Territory clauses can be exclusive — granting only one dealer rights within a defined region — or non-exclusive, allowing the manufacturer to appoint multiple dealers in the same area. It is vital to define territorial boundaries with specificity: by postcode, county, or named account. Ambiguous territory definitions are a leading cause of channel conflict. Online sales channels also need to be addressed explicitly.
"Net Sales" needs to be defined exhaustively in the agreement. Standard exclusions include returned goods, freight costs billed to customers, sales taxes, and discounts actually given. The commission rate is applied to the resulting net figure. Define it with specific worked examples in an exhibit if necessary.
Exclusive territory clauses are generally enforceable as long as they don't violate applicable competition or antitrust law.

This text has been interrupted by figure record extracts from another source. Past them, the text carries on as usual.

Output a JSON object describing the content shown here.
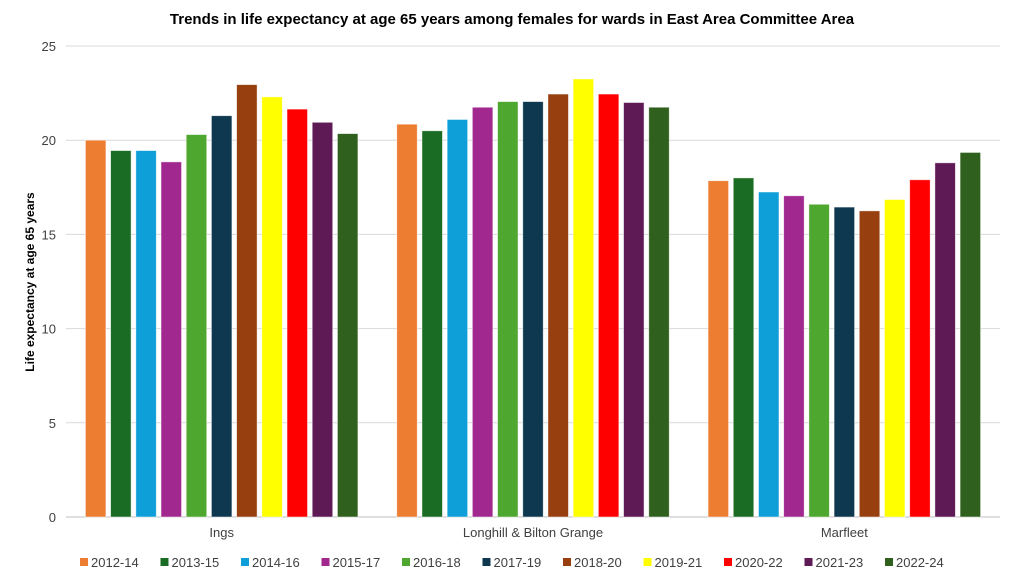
{
  "chart_data": {
    "type": "bar",
    "title": "Trends in life expectancy at  age 65 years among females for wards in East Area Committee Area",
    "xlabel": "",
    "ylabel": "Life expectancy at  age 65 years",
    "ylim": [
      0,
      25
    ],
    "yticks": [
      0,
      5,
      10,
      15,
      20,
      25
    ],
    "grid": true,
    "legend_position": "bottom",
    "categories": [
      "Ings",
      "Longhill & Bilton Grange",
      "Marfleet"
    ],
    "series": [
      {
        "name": "2012-14",
        "color": "#ED7D31",
        "values": [
          20.0,
          20.85,
          17.85
        ]
      },
      {
        "name": "2013-15",
        "color": "#1A6B24",
        "values": [
          19.45,
          20.5,
          18.0
        ]
      },
      {
        "name": "2014-16",
        "color": "#0E9FD8",
        "values": [
          19.45,
          21.1,
          17.25
        ]
      },
      {
        "name": "2015-17",
        "color": "#A0288F",
        "values": [
          18.85,
          21.75,
          17.05
        ]
      },
      {
        "name": "2016-18",
        "color": "#4EA72E",
        "values": [
          20.3,
          22.05,
          16.6
        ]
      },
      {
        "name": "2017-19",
        "color": "#0E384F",
        "values": [
          21.3,
          22.05,
          16.45
        ]
      },
      {
        "name": "2018-20",
        "color": "#973F0E",
        "values": [
          22.95,
          22.45,
          16.25
        ]
      },
      {
        "name": "2019-21",
        "color": "#FFFF00",
        "values": [
          22.3,
          23.25,
          16.85
        ]
      },
      {
        "name": "2020-22",
        "color": "#FF0000",
        "values": [
          21.65,
          22.45,
          17.9
        ]
      },
      {
        "name": "2021-23",
        "color": "#5E1A55",
        "values": [
          20.95,
          22.0,
          18.8
        ]
      },
      {
        "name": "2022-24",
        "color": "#2F601D",
        "values": [
          20.35,
          21.75,
          19.35
        ]
      }
    ]
  }
}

In the EU, exclusive distribution arrangements are subject to the Vertical Block Exemption Regulation, which imposes market share thresholds and restrictions on certain types of territorial protection. Legal teams should conduct a jurisdiction-specific competition law review.
Manufacturer liability typically covers product defects, warranty obligations, and indemnity for claims arising from the product itself. The agreement should clearly allocate liability for: product liability claims, warranty costs, regulatory compliance failures, and third-party IP infringement. A mutual indemnity structure — each party indemnifying the other for claims arising from their own actions or products — is the most common and legally sound approach.